What does that mean in terms of seat losses?  First, we need to work out what the likely swing from Labour to the Conservatives is likely to be and then adjust.  Working on the basis that often the polling at the beginning of the election campaign is what the final result ends up as, I’m assuming a swing of roughly 7.5%.

Then we need to decide how this will differ in different bands of seats.  I’m working on the basis that the swing will be 4% lower in extreme Remain seats, 2% lower in less extreme but clearly Remain seats, 2% higher in clearly Leave seats and 3.5% higher in extreme Leave seats.  This would result in 79 seat losses to the Conservatives.  On this model, Labour would hold Exeter and lose Don Valley. Allowing for other losses to the Lib Dems and other parties, this would leave Labour with just under 150 seats. 

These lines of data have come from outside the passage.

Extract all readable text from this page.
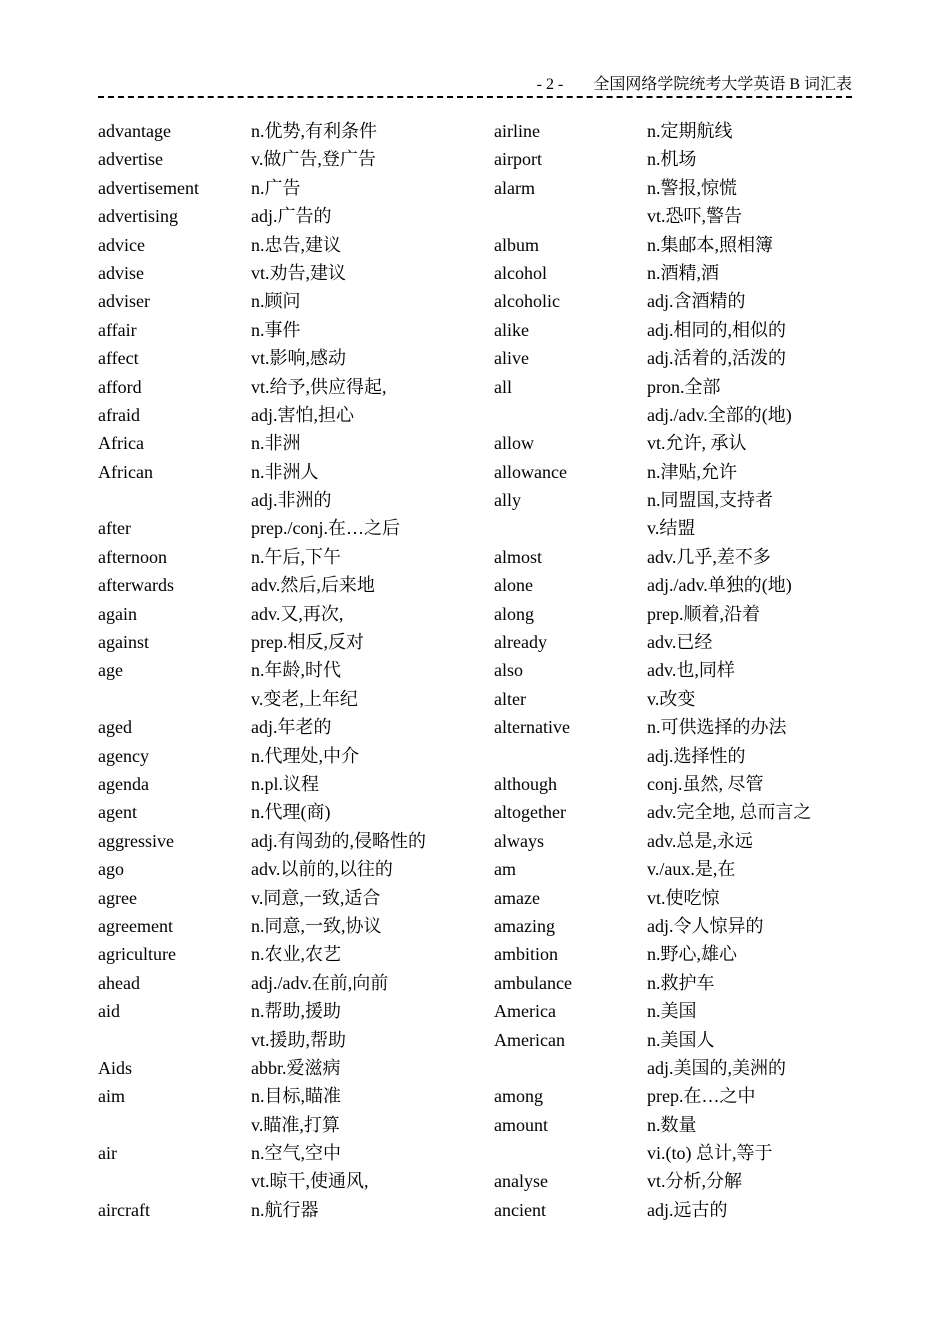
- 2 - 全国网络学院统考大学英语 B 词汇表
advantage	n.优势,有利条件
advertise	v.做广告,登广告
advertisement	n.广告
advertising	adj.广告的
advice	n.忠告,建议
advise	vt.劝告,建议
adviser	n.顾问
affair	n.事件
affect	vt.影响,感动
afford	vt.给予,供应得起,
afraid	adj.害怕,担心
Africa	n.非洲
African	n.非洲人
adj.非洲的
after	prep./conj.在…之后
afternoon	n.午后,下午
afterwards	adv.然后,后来地
again	adv.又,再次,
against	prep.相反,反对
age	n.年龄,时代
v.变老,上年纪
aged	adj.年老的
agency	n.代理处,中介
agenda	n.pl.议程
agent	n.代理(商)
aggressive	adj.有闯劲的,侵略性的
ago	adv.以前的,以往的
agree	v.同意,一致,适合
agreement	n.同意,一致,协议
agriculture	n.农业,农艺
ahead	adj./adv.在前,向前
aid	n.帮助,援助
vt.援助,帮助
Aids	abbr.爱滋病
aim	n.目标,瞄准
v.瞄准,打算
air	n.空气,空中
vt.晾干,使通风,
aircraft	n.航行器
airline	n.定期航线
airport	n.机场
alarm	n.警报,惊慌
vt.恐吓,警告
album	n.集邮本,照相簿
alcohol	n.酒精,酒
alcoholic	adj.含酒精的
alike	adj.相同的,相似的
alive	adj.活着的,活泼的
all	pron.全部
adj./adv.全部的(地)
allow	vt.允许, 承认
allowance	n.津贴,允许
ally	n.同盟国,支持者
v.结盟
almost	adv.几乎,差不多
alone	adj./adv.单独的(地)
along	prep.顺着,沿着
already	adv.已经
also	adv.也,同样
alter	v.改变
alternative	n.可供选择的办法
adj.选择性的
although	conj.虽然, 尽管
altogether	adv.完全地, 总而言之
always	adv.总是,永远
am	v./aux.是,在
amaze	vt.使吃惊
amazing	adj.令人惊异的
ambition	n.野心,雄心
ambulance	n.救护车
America	n.美国
American	n.美国人
adj.美国的,美洲的
among	prep.在…之中
amount	n.数量
vi.(to) 总计,等于
analyse	vt.分析,分解
ancient	adj.远古的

Of course, this is all pretty arbitrary, with assumptions galore.  The polling might be a lot tighter (if the swing is only 5%, Labour would end up with somewhere around the 170 mark).  Or Labour might collapse much further (if the swing is 10%, Labour would end up with somewhere around 130).  I may have radically underestimated or overestimated the swing differential in different types of seats.  But I expect the result to be in this ballpark.

I note that Bet 365 offers odds of 9/4 on Labour getting 126 to 150 seats and 5/2 on them getting 151 to 175 seats, implying they will get in this band roughly 60% of the time.  I think the chances are more like 85%.  Or if you want to back just a single band, Betfair Sportsbook’s and Paddy Power’s 7/4 on 120-159 seats looks generous to me.  I’m on.